Weighting is a very popular approach in market research. It is used to adjust for discrepancies between the sample distribution and the population distribution in relation to some characteristics such as gender, age, education level, geographical area, etc.

For instance, a consumer sample consists of 75% women while they account for only 50% of the population. Women should receive a smaller weight than men so that after weighting both genders account for 50%.

Weighting a sample means assigning a weight to each respondent:

  • in a un-weighted sample, each respondent has a weight of 1.0, so everybody has the same weight;
  • in a weighted sample, respondents with characteristics that are undersampled receive a weight larger than 1.0 (they increase their weight), while respondents with characteristics that are oversampled receive a weight smaller than 1.0 (they decrease their weight).

In order to obtain weighted figures from an unweighted sample, we need to undertake a number of steps:

  1. Explore the unweighted data to assess whether the sample distribution on key demographic variables (e.g., gender, age, education level, geographical area, etc.) is significantly different from the distribution in the target population.
  2. Identify for which variables discrepancies are significant and should be reduced/eliminated; these will be the weighting variables, i.e., the variables we need to weight the data upon.
  3. Adopt a weighting algorithm and apply it to the data; this will compute a weight for each respondent.
  4. Apply the weights to the sample and produce weighted results (e.g., frequency or contingency tables or more advanced analytics).

Weighting upon a single variable is rather simple.

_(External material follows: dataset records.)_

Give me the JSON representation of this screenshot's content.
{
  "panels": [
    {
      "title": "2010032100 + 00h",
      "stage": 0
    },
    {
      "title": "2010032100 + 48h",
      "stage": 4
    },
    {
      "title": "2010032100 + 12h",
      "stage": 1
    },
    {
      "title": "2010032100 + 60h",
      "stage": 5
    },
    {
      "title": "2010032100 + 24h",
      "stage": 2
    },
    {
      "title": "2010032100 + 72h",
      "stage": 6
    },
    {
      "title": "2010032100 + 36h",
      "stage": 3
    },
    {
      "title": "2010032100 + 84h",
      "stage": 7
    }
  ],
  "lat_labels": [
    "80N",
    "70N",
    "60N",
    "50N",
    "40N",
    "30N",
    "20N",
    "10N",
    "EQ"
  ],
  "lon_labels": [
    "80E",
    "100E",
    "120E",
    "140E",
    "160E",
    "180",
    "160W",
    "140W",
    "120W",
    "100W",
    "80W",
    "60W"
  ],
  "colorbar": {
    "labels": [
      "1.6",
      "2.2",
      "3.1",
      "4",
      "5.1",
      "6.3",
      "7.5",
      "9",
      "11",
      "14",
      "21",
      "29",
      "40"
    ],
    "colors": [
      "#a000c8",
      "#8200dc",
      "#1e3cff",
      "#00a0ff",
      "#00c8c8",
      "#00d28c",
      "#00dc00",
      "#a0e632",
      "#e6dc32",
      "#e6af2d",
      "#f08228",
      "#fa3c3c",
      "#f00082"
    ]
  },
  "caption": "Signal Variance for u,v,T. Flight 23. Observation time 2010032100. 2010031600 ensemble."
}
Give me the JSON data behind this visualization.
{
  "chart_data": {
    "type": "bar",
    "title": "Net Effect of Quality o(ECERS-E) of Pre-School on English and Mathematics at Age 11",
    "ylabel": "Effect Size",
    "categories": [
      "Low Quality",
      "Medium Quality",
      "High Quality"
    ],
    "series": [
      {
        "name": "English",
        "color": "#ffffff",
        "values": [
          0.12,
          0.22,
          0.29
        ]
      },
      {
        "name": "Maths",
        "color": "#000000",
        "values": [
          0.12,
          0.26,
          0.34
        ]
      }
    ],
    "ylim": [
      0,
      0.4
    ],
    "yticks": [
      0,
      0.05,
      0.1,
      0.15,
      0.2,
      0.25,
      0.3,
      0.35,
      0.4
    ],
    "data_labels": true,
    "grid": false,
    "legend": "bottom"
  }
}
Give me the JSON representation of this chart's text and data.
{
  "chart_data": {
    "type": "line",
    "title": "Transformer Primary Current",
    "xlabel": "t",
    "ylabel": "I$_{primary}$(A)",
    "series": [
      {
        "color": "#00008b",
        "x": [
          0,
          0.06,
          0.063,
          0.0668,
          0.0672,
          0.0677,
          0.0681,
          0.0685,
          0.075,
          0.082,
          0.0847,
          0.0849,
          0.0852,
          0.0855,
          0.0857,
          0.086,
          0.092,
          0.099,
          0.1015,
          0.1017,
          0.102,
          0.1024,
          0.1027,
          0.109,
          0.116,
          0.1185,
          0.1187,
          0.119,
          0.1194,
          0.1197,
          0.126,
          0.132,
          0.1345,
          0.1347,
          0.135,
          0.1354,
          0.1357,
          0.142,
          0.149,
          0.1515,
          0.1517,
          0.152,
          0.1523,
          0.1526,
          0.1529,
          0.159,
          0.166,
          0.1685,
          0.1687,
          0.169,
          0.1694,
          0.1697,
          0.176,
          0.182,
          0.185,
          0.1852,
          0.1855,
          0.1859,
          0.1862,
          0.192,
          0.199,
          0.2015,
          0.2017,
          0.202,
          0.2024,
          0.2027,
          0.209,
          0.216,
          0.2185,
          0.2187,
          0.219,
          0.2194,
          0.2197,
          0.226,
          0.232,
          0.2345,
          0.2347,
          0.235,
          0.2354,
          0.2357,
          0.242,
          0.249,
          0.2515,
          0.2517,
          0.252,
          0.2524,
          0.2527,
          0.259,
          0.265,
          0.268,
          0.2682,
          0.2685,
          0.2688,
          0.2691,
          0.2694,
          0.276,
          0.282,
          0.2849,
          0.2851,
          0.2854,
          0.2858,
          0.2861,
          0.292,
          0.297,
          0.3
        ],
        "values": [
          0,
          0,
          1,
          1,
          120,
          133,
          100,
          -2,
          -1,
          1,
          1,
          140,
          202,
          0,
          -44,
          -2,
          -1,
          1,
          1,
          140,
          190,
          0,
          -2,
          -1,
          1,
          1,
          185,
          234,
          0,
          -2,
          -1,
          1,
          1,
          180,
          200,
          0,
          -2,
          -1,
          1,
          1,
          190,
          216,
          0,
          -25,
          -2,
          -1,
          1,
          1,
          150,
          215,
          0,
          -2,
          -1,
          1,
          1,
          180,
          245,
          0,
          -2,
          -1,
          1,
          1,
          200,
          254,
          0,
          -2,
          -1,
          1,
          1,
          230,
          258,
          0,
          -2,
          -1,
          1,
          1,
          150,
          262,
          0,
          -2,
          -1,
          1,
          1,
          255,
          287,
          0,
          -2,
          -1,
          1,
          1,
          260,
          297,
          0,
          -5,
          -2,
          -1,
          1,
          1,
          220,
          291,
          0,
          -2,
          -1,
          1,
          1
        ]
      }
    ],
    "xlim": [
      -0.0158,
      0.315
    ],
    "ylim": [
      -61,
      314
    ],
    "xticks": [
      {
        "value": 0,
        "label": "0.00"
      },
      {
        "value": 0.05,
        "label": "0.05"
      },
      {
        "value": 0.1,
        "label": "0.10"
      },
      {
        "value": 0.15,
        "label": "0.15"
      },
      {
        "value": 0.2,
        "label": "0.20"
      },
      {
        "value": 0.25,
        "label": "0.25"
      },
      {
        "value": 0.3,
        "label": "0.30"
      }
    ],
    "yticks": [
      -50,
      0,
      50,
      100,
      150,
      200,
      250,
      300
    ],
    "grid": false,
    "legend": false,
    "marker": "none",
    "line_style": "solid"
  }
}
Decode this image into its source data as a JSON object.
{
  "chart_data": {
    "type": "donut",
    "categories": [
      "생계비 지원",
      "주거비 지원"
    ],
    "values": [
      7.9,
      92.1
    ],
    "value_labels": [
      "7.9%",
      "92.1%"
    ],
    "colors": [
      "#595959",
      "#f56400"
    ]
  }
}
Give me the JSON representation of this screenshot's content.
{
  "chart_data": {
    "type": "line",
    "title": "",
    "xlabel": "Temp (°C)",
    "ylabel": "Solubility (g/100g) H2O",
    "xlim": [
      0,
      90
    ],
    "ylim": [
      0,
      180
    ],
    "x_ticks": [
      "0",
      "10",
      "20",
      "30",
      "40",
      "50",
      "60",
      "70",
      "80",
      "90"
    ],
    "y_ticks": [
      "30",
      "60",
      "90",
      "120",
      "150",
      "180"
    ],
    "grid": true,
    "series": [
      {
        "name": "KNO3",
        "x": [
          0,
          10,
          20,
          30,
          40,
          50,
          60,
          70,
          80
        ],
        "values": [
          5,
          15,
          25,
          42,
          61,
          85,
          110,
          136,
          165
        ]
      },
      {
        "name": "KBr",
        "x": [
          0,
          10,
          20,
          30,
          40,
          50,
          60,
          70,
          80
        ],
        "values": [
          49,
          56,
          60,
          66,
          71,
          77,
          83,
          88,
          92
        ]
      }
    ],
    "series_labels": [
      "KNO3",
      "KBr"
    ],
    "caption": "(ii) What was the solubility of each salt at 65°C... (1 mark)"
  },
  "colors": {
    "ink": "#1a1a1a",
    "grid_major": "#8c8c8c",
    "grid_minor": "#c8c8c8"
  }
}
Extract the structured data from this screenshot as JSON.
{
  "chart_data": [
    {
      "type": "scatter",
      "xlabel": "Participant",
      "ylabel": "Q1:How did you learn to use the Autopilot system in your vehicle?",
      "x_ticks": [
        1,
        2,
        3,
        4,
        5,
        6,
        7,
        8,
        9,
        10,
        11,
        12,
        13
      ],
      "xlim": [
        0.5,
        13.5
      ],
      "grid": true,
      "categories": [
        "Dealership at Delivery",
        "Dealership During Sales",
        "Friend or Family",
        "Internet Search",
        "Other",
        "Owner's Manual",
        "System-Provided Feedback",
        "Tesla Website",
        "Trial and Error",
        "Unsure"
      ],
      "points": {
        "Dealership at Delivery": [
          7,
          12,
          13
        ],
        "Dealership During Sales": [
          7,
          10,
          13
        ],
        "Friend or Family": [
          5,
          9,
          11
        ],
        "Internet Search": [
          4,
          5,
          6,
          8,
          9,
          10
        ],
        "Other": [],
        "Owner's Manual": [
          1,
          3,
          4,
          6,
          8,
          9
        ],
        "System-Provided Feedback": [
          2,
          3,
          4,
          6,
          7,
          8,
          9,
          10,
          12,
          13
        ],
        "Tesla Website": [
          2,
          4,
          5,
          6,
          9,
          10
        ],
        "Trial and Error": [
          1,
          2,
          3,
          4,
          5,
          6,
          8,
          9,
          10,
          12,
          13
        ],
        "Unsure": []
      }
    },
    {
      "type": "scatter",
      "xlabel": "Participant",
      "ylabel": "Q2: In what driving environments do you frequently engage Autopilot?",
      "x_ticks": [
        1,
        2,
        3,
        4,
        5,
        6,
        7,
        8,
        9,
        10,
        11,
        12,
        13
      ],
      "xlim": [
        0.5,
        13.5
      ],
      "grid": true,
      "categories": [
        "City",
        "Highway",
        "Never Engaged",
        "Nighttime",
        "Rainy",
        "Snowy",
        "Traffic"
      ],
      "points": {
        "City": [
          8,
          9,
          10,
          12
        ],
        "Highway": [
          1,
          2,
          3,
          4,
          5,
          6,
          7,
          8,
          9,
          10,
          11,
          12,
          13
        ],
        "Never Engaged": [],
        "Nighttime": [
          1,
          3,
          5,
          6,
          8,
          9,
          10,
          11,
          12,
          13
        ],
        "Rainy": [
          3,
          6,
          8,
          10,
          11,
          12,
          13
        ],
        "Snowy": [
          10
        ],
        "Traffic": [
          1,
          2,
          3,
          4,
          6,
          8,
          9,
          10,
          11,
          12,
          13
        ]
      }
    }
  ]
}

For each category of the weighting variable, we just need to divide the target frequency by the sampled frequency.

This approach is known as Cell Weighting; in the example above there are two cells, one for each gender category.

If there are two or more variables the weighting process is the same, although more complex to implement, as one should consider the population and the sample distribution of all combinations of the categories of the weighting variables, therefore the number of cells to be considered could be very high even with a relatively small number of weighting variables.

For instance, if we wanted to weight upon gender (2 categories), age (5 categories), education level (4 categories), and geographical area (4 categories), the total number of cells would be 2 x 5 x 4 x 4=160.